This means that you can

  • Externally manage tables by omitting the schema. Then Flowman will not create or migrate the table for any relation target referring to this relation.
  • Only manage the tables by Flowman but not populate it with data by omitting a mapping in the relation target.

Mocking JDBC relations

Note that Flowman will rely on schema inference in some important situations, like mocking and generally for describing the schema of a relation. This might create unwanted connections to the physical data source, particular in case of self-contained tests. To prevent Flowman from creating a connection to the physical data source, you simply need to explicitly specify a schema, which will then be used instead of the physical schema in all situations where only schema information is required.

Using staging tables

Since version 0.23.0 Flowman supports staging tables as an intermediate write target.

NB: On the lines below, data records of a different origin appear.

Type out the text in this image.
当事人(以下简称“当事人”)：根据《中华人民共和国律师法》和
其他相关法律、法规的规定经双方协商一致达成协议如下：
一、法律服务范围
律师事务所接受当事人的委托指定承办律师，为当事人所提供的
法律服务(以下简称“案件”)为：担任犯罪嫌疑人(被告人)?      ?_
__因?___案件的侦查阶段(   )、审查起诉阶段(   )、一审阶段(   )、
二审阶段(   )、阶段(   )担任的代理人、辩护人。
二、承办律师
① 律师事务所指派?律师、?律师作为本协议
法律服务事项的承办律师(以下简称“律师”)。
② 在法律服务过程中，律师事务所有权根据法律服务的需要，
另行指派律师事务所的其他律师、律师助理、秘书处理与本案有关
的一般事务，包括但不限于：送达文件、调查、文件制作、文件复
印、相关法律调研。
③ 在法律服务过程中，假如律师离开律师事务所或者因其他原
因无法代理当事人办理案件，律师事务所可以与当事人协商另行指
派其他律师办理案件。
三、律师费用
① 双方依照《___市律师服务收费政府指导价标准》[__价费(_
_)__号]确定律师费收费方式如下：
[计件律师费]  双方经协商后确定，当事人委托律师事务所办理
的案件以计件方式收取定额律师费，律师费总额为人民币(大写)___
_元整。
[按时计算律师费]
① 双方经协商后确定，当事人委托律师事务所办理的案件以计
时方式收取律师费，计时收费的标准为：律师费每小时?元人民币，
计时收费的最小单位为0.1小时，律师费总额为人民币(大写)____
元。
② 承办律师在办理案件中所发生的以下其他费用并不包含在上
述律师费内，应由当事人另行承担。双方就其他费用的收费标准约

Staging tables help to ensure continuous availability of the real tables during write operations, since all output data is first buffered in the staging table and then transactionally committed into the real table.

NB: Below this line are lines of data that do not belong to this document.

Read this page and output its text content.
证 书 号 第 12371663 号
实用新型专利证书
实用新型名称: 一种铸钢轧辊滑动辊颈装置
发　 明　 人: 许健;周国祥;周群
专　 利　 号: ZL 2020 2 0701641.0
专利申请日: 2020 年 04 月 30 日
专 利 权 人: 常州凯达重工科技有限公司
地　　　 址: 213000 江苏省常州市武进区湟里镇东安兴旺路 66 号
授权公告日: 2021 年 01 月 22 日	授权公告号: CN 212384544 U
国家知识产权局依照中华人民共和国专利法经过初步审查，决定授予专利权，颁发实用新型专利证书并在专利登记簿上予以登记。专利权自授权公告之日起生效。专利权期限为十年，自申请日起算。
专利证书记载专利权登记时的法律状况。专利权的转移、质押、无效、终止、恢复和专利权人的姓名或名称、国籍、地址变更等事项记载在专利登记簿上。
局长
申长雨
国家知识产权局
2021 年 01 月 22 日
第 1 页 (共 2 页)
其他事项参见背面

While this two-step approach might slow down write processes, it is often required when performing update/merge operations since these could result in database deadlocks otherwise when Spark performs these operations in parallel from multiple processes into a single database.

Embedding SQL

As seen in the examples, you can also directly specify the SQL statement(s) to be used for creating the table. This will give you full control over all the details. You can even specify multiple statements, for example for creating indexes etc.

relations:
  frontend_users:
    kind: jdbcTable
    # Specify name of connection to be used
    connection: frontend
    # Specify the table
    table: "users"
    sql:
      - |
        CREATE TABLE frontend_users(
          "description" CLOB, 
          "id" INTEGER, 
          "name" VARCHAR(10)
        )
      - CREATE INDEX IDX_frontend_users ON frontend_users(id)